CABLEWAY LEFT HANGING
THE Table Mountain Aerial Cableway Company has temporarily scrapped plans to list on the Johannesburg Stock Exchange following a bitter dispute with the Cape Town city council regarding its R100-million cableway upgrade. The council insists that the company transgressed agreed conditions of approval when it upgraded the upper cableway station on Table Mountain. It claims that extra windows were inserted, while others were enlarged without permission, leading to complaints about “light pollution” at night. The dispute is being reviewed by the National Monuments Council committee.
OIL IN SAO TOM
AN American company claimed on Wednesday to have discovered oil in the territorial waters of Sao Tom and Principe islands off the West African coast. Environmental Remediation Holding Corporation vice-president Noreen Wilson met Prime Minister Raul Braganca Neto to inform him of the preliminary findings of the company’s offshore oil exploration on Wednesday. The company entered a joint venture with the government of Sao Tom and Principe to develop the African country’s oil and gas reserves last year. The results of the exploration will be released in June.

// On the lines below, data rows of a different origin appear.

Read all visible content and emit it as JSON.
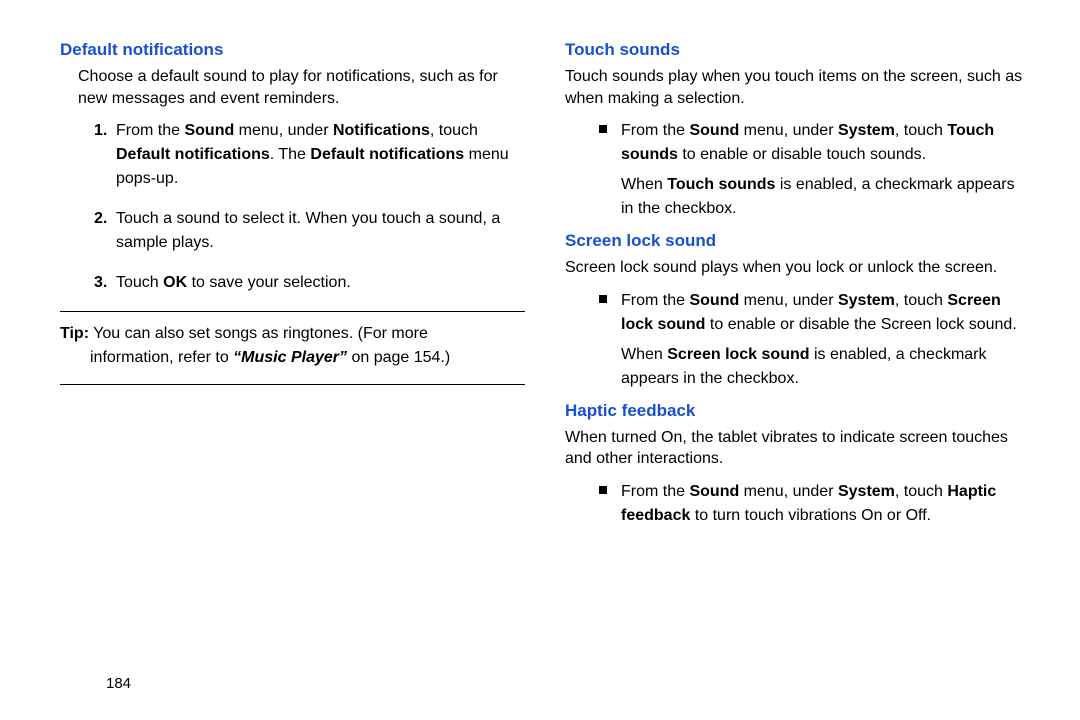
{
  "left": {
    "heading": "Default notifications",
    "intro": "Choose a default sound to play for notifications, such as for new messages and event reminders.",
    "step1_a": "From the ",
    "step1_b": "Sound",
    "step1_c": " menu, under ",
    "step1_d": "Notifications",
    "step1_e": ", touch ",
    "step1_f": "Default notifications",
    "step1_g": ". The ",
    "step1_h": "Default notifications",
    "step1_i": " menu pops-up.",
    "step2": "Touch a sound to select it. When you touch a sound, a sample plays.",
    "step3_a": "Touch ",
    "step3_b": "OK",
    "step3_c": " to save your selection.",
    "tip_label": "Tip:",
    "tip_text": " You can also set songs as ringtones. (For more",
    "tip_cont_a": "information, refer to ",
    "tip_cont_b": "“Music Player”",
    "tip_cont_c": " on page 154.)"
  },
  "right": {
    "h1": "Touch sounds",
    "p1": "Touch sounds play when you touch items on the screen, such as when making a selection.",
    "b1_a": "From the ",
    "b1_b": "Sound",
    "b1_c": " menu, under ",
    "b1_d": "System",
    "b1_e": ", touch ",
    "b1_f": "Touch sounds",
    "b1_g": " to enable or disable touch sounds.",
    "b1_sub_a": "When ",
    "b1_sub_b": "Touch sounds",
    "b1_sub_c": " is enabled, a checkmark appears in the checkbox.",
    "h2": "Screen lock sound",
    "p2": "Screen lock sound plays when you lock or unlock the screen.",
    "b2_a": "From the ",
    "b2_b": "Sound",
    "b2_c": " menu, under ",
    "b2_d": "System",
    "b2_e": ", touch ",
    "b2_f": "Screen lock sound",
    "b2_g": " to enable or disable the Screen lock sound.",
    "b2_sub_a": "When ",
    "b2_sub_b": "Screen lock sound",
    "b2_sub_c": " is enabled, a checkmark appears in the checkbox.",
    "h3": "Haptic feedback",
    "p3": "When turned On, the tablet vibrates to indicate screen touches and other interactions.",
    "b3_a": "From the ",
    "b3_b": "Sound",
    "b3_c": " menu, under ",
    "b3_d": "System",
    "b3_e": ", touch ",
    "b3_f": "Haptic feedback",
    "b3_g": " to turn touch vibrations On or Off."
  },
  "page_number": "184"
}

PW BOTHA COMPLAINS ABOUT DOCTORS
FORMER president PW Botha has lodged a complaint with the South African Medical and Dental Council against two former Groote Schuur Hospital neurologists who submitted affidavits to the Truth and Reconciliation Commission saying that a stroke has left him unfit to stand trial. Botha’s trial for disobeying a subpoena to testify before the TRC continues on April 14. He contends that the submissions of Professors Derek Philcox and Kay de Villiers, which he did not request, breach patient-doctor confidentiality. Botha also asked the SAMDC to investigate whether the TRC’s decision to publish the affidavits contravened professional rules.
IFP SACKS MZIMELA
CORRECTIONAL Services Minister Sipo Mzimela, who has been at loggerheads with the Inkatha Freedom Party leadership since he advocated merger talks with the ANC last year, has lost his job as deputy chairman of the party. A one-line statement announced that Arts, Culture, Science and Technology Minister Lionel Mtshali has been appointed acting deputy national chairman. Mzimela has ostensibly resigned due to ill health.